Deuda interna cercana al billón de dólares, escasez de crédito e inseguridad
social, éste es el mundo que nos espera vivir dentro de poco en todo el planeta
y es por eso que el terror nipón se ha universalizado.
No es sólo un horror metafísico lo que hay en juego, sino un miedo a que los estudios no sirvan
para obtener empleo, que los empleos no puedan conservarse, que los títulos nobiliarios académicos obtenidos
con tanto esfuerzo no sirvan para nada en el mundo, que las universidades
restrinjan más sus filtros de acceso, que la población se proletarice más ó de
plano se hunda en la depauperación extrema y no olvidemos, en este tono de
reflexión sobre el desastre venidero, el caos ecológico, que ha dejado de ser
una bandera de los verdes en el mundo, y empieza a ser un hecho esperado y diría
casi corroborado por muchos especialistas en estudios del clima como es el caso
de James Lovelock[9], autor
de la famosa hipótesis Gaia, quien
afirma que la Tierra se volverá en contra de los abusos cometidos por el hombre
y que éste tendrá que luchar arduamente por su no desaparición.

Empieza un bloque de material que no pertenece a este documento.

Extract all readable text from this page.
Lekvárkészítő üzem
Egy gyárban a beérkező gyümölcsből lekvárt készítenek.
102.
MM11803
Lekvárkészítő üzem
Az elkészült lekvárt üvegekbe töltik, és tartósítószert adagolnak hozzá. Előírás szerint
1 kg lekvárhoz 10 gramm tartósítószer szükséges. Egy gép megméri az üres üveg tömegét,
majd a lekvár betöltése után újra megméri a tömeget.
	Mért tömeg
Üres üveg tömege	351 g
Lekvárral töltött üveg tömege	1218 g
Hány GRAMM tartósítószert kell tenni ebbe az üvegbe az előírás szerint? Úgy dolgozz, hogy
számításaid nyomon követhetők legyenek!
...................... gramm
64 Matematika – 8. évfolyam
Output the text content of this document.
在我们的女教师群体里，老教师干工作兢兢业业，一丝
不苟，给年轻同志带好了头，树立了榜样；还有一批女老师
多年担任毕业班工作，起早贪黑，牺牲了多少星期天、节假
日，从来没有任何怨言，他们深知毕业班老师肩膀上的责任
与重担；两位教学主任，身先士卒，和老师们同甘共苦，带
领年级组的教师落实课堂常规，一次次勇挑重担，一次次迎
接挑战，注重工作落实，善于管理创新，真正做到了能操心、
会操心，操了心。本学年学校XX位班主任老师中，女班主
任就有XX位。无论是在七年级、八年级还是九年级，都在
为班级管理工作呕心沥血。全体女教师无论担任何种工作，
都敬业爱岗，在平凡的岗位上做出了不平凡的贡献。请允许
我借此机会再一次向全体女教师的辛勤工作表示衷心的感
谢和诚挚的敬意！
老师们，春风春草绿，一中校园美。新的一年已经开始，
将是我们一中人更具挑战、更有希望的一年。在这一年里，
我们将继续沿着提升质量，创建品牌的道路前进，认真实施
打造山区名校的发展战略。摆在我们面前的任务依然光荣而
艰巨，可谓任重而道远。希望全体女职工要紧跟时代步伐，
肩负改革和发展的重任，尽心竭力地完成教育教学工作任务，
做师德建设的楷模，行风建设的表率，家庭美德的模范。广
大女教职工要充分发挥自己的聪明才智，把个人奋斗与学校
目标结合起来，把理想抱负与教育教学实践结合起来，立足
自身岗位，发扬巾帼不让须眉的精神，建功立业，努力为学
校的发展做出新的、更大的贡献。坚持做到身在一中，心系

Tal parece, que
el miedo al Juicio Final y la destrucción del mundo que habían declinado en Europa
al final del siglo XVII[10] y que habían cedido debido al impulso de la Ilustración y un mal diagnóstico en
el que el miedo había sido mayor que la amenaza, volvieran a actualizarse y
esta vez, quizá con razones más fundadas, que no coinciden con nuestras
antiguas esperanzas en el progreso de la historia, la civilización y el
crecimiento ascendente del hombre.
El Unheimlich de la desesperanza ha vencido
a los valores de la modernidad. Si pudiéramos poner en términos de lenguaje la
maldición moderna que nos aterroriza dentro y fuera del cine, tendríamos que
decir en voz alta:
¡Bienvenidos al mundo de la incertidumbre!